Pour aller plus loin, la rédaction est allée voir chez nos voisins européens. Dans des pays où des mouvements politiques portés par des citoyens enregistrent des succès électoraux ou ont provoqué les prémisses de changements politiques.

Par Delphine Tayac

En Islande, un historien-chef d’État

Les ateliers de la constituante en Islande ©Matito
Les ateliers de la constituante en Islande ©Matito

Il n’avait jamais exercé de mandat et pourtant Gudni Johannesson, candidat sans étiquette et historien de formation, est devenu président d’Islande en juin 2016. S’il a des prérogatives réduites, il veut néanmoins favoriser l’instauration de référendums d’initiative populaire. Il reprend ainsi une idée qui a émergé dès 2010, date à laquelle le pays a mis en place une assemblée constituante. 1000 citoyens ont été tirés au sort et 25 sont élus pour rédiger une nouvelle constitution. Les Islandais pouvaient quant à eux contribuer à la rédaction de propositions sur Internet. Le texte final a été adopté par référendum en 2012 avant d’être finalement bloqué au Parlement par l’opposition.

 

Des étoiles montantes en Italie

En sept ans, le mouvement Cinq étoiles est devenu la deuxième force politique du pays en Italie. Son credo : le rejet des partis politiques traditionnels et l’honnêteté de ses membres. L’élection de Virginia Raggi, avocate de 37 ans, à la tête de la mairie de Rome fait partie de ses victoires. Une première pour une femme, qui plus est inconnue du public. Cinque Stelle est inclassable car ses revendications oscillent entre positionnement à gauche et conservatisme. Son leader emblématique Beppe Grillo prône autant l’augmentation des salaires minimums que la lutte contre l’immigration clandestine et s’oppose à l’union entre couples homosexuels.

 

En Espagne, l’ascension de deux mouvements citoyens

©Catalunya si que es pot
Un meeting de Podemos ©Catalunya si que es pot

Podemos et Ciudadanos.
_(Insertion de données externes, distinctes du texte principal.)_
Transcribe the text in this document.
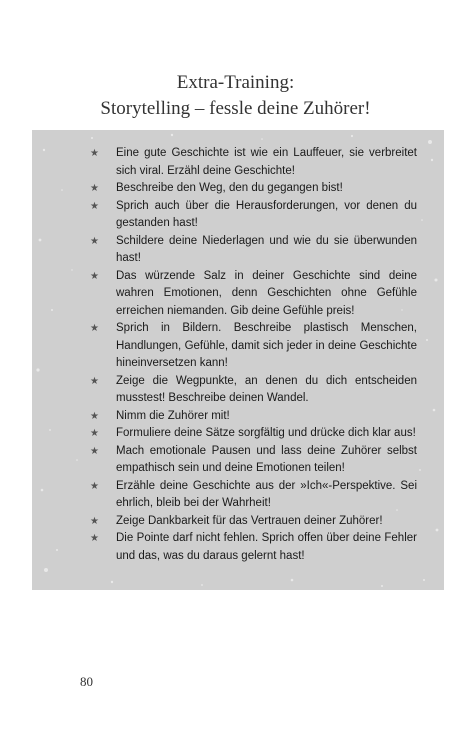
Extra-Training:
Storytelling – fessle deine Zuhörer!
★ Eine gute Geschichte ist wie ein Lauffeuer, sie verbreitet sich viral. Erzähl deine Geschichte!
★ Beschreibe den Weg, den du gegangen bist!
★ Sprich auch über die Herausforderungen, vor denen du gestanden hast!
★ Schildere deine Niederlagen und wie du sie überwunden hast!
★ Das würzende Salz in deiner Geschichte sind deine wahren Emotionen, denn Geschichten ohne Gefühle erreichen niemanden. Gib deine Gefühle preis!
★ Sprich in Bildern. Beschreibe plastisch Menschen, Handlungen, Gefühle, damit sich jeder in deine Geschichte hineinversetzen kann!
★ Zeige die Wegpunkte, an denen du dich entscheiden musstest! Beschreibe deinen Wandel.
★ Nimm die Zuhörer mit!
★ Formuliere deine Sätze sorgfältig und drücke dich klar aus!
★ Mach emotionale Pausen und lass deine Zuhörer selbst empathisch sein und deine Emotionen teilen!
★ Erzähle deine Geschichte aus der »Ich«-Perspektive. Sei ehrlich, bleib bei der Wahrheit!
★ Zeige Dankbarkeit für das Vertrauen deiner Zuhörer!
★ Die Pointe darf nicht fehlen. Sprich offen über deine Fehler und das, was du daraus gelernt hast!
80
Deux mouvements espagnols aux tendances politiques distinctes, l’un est de gauche radicale, l’autre de centre droit. Mais leur point commun est d’être tous deux issus de mouvements de la société civile : des Indignés pour le premier, d’un groupe catalan d’intellectuels, de professeurs d’université et d’autres citoyens pour le second. Les deux ont fait leur entrée au Parlement en décembre 2015, provoquant un blocage du Congrès des députés qui se retrouve alors sans majorité claire. Une nouvelle élection générale est donc organisée. Podemos perd entretemps un million de voix. Si Ciudadanos n’obtient pas non plus la majorité, il vient d’imposer à Mariano Rajoy, le leader du Partido Popular arrivé en tête, l’adoption d’un pacte instaurant, entre autre, la lutte contre la corruption en échange de son soutien à l’investiture.

 

En Grèce, Syriza a capitalisé sur la colère de la rue

À sa victoire en 2015, Syriza apparaît aux Européens comme un mouvement sorti de nulle part ou en tout cas différent des grandes formations traditionnelles. C’est en fait un conglomérat de formations écologistes et d’extrême gauche né en 2004. Syriza n’est pas à proprement parler issu d’un mouvement citoyen mais il a su capitaliser sur les manifestations d’occupation de la place Syntagma à Athènes, dès 2011. Son leader, et l’actuel premier ministre grec Alexis Tsipras, est par ailleurs rompu à la politique. Ingénieur civil dans le BTP, il a fait ses armes au sein des Jeunesses communistes avant de rejoindre Synaspismos, une formation d’extrême gauche désormais intégrée à Syriza.